The clean-up after Cyclone Yasi has been inhibited by constant wet weather and the debris clean-up in front of harvesters will add to costs and slow down the 2011 harvest. Cash flow is tight and has been greatly exacerbated by one of the most astonishing incidences of post-deregulation rough handling of farmers at the hands of their mills.
At a time when milling companies are urging farmers to form a ‘peak body’, to work closer together in plotting the industry’s future and to investigate restructuring the Australian sugar industry’s Research Development &Extension, farmers have been betrayed by the ‘fine-print’ in a contract that they had no knowledge of, are not a party to, and are not yet likely to see in full. What is it? It is the now infamous RSSA, the Raw Sugar Supply Agreement between Queensland Sugar Limited (QSL) and the seven milling companies who supply it.

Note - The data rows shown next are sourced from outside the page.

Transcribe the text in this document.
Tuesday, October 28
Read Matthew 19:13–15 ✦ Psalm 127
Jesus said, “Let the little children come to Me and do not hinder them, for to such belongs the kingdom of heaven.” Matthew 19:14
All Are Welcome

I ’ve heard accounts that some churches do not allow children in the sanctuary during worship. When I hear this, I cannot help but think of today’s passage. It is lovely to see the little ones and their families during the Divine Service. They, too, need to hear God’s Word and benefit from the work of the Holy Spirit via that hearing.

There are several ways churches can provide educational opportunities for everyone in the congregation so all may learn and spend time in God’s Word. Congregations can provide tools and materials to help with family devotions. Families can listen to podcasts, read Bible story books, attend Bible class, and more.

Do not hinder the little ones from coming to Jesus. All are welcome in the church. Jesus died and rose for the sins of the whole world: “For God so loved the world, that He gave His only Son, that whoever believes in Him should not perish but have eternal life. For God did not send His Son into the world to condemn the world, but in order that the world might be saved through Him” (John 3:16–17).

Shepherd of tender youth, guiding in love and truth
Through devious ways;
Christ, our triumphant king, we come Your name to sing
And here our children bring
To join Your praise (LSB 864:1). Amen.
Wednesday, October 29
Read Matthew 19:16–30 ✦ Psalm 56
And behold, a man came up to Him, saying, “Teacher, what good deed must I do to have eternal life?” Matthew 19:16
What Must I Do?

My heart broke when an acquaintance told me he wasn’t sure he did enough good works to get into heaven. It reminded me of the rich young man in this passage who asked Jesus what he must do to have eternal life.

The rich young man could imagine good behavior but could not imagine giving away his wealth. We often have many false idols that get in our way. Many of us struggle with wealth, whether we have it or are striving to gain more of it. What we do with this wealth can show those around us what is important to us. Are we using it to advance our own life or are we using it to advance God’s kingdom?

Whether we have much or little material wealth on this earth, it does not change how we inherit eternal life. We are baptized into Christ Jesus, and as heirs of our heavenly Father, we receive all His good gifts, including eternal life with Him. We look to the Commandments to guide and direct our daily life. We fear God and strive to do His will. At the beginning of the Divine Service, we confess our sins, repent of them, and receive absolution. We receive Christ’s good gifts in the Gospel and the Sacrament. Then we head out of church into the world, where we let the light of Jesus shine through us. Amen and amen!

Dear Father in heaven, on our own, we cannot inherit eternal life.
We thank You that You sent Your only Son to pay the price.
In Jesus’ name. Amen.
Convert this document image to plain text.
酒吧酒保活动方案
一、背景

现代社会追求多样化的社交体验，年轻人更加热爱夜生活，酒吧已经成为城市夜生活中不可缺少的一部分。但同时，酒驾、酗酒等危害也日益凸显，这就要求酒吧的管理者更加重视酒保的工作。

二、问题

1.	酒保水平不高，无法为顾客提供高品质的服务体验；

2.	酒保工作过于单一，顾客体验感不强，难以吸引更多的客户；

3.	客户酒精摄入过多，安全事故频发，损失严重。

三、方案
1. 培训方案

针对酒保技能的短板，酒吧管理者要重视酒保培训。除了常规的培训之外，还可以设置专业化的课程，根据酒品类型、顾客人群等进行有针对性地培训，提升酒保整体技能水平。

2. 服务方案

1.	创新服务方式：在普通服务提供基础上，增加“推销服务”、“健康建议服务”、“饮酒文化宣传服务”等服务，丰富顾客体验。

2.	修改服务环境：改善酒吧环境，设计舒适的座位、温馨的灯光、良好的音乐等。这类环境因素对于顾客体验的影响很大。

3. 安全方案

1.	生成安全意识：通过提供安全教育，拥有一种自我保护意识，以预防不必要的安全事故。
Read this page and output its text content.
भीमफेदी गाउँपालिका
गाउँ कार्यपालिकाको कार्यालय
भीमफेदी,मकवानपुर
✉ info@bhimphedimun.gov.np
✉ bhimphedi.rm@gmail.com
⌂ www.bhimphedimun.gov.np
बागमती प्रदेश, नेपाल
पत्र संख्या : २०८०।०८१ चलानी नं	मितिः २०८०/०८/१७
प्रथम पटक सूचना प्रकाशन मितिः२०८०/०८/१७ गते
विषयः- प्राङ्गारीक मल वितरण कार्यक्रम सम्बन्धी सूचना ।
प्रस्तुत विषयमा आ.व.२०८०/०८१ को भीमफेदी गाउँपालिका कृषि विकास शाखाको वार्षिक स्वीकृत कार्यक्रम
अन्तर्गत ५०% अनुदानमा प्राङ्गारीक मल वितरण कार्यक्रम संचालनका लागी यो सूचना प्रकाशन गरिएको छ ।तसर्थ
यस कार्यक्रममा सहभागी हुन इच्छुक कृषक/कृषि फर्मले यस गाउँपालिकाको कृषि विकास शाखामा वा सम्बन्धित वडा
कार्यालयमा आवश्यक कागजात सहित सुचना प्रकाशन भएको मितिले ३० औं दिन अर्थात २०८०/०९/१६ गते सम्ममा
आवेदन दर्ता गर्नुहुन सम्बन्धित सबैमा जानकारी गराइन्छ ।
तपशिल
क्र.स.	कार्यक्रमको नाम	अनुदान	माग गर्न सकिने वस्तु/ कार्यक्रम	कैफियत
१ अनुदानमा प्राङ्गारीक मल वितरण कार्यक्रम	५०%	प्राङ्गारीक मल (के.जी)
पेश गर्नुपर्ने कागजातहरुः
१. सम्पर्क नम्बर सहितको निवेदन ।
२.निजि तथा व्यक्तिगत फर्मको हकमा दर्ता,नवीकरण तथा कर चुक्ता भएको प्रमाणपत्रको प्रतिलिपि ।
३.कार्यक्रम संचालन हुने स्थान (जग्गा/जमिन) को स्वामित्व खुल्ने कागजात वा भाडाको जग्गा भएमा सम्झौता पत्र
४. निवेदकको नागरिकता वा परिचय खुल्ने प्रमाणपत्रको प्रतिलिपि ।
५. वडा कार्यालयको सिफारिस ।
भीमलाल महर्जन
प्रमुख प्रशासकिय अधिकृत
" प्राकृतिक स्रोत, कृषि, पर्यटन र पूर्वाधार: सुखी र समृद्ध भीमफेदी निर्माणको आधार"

The RSSA sets out this relationship, down to what should happen if pools are caught short and therefore, where losses are to be channelled. In a season such as 2010 where some mills were unable to deliver their committed tonnage, requiring adjustment to the seasonal pool, the costs or benefits from settling futures positions should have been allocated to the pricing platform pools, according to the RSSA.
However in late 2010 when there was a cost of $105.5milion to allocate to the pricing platform pools, some mills with little exposure to the seasonal pool wanted to novate the RSSA with QSL and allocate these costs to the shared pool and therefore over all tonnes. Why is this not fair? It is not fair because in October/November 2010, the seasonal pool had already absorbed its share of costs, amounting to around $32 million above and beyond the $105.5 million. The seasonal pool was thus expected to take a second hit. In March 2011, the mills and QSL agreed to amend the RSSA with respect to the 2010 season, triggering the new and unfair allocation of costs.
Farmers are furious and as many are now out of contract, they are not keen to sign up with any mill until they receive assurances that this will not happen again and that their price calculation is completely transparent. Many farmers and farmers groups are refusing to accept such treatment and are taking legal action.
Farmers who had forward priced are seeking redress because they believe their mill had confirmed their forward price. Famers with total exposure to the seasonal pool are seeking redress because they believe they should not have their price twice decreased by an unfair allocation of costs. Both groups are aggrieved because they were never informed of the possibility that any of this could happen and they were not informed that their mills had entered into the RSSA after farmers had signed contracts with their mill.
What this incident has done is to demonstrate the ‘iron and clay feet’ of industry cooperation. It has shattered goodwill, it has demonstrated raw self-interest and it has caused many farmers to assess their future in the industry.
This is astonishingly bad timing for an industry which has suffered such a difficult season. It is also extremely damaging to farmers who had budgeted on their price, bought machinery and farm inputs, and conducted capital works only to be told that they won’t able to pay for them because their mill is not paying them in full. It has the potential to bankrupt the most delicately-poised farm businesses.
For the industry to proceed there must be full disclosure by mills of factors which could affect farmers’ pricing. There should also be a reversal of the unashamed grab at farmers’ funds. Until then and at a time when we should be focusing on rebuilding the industry and handling the 2011 harvest, we are now focusing on legal actions throughout much of Qld industry.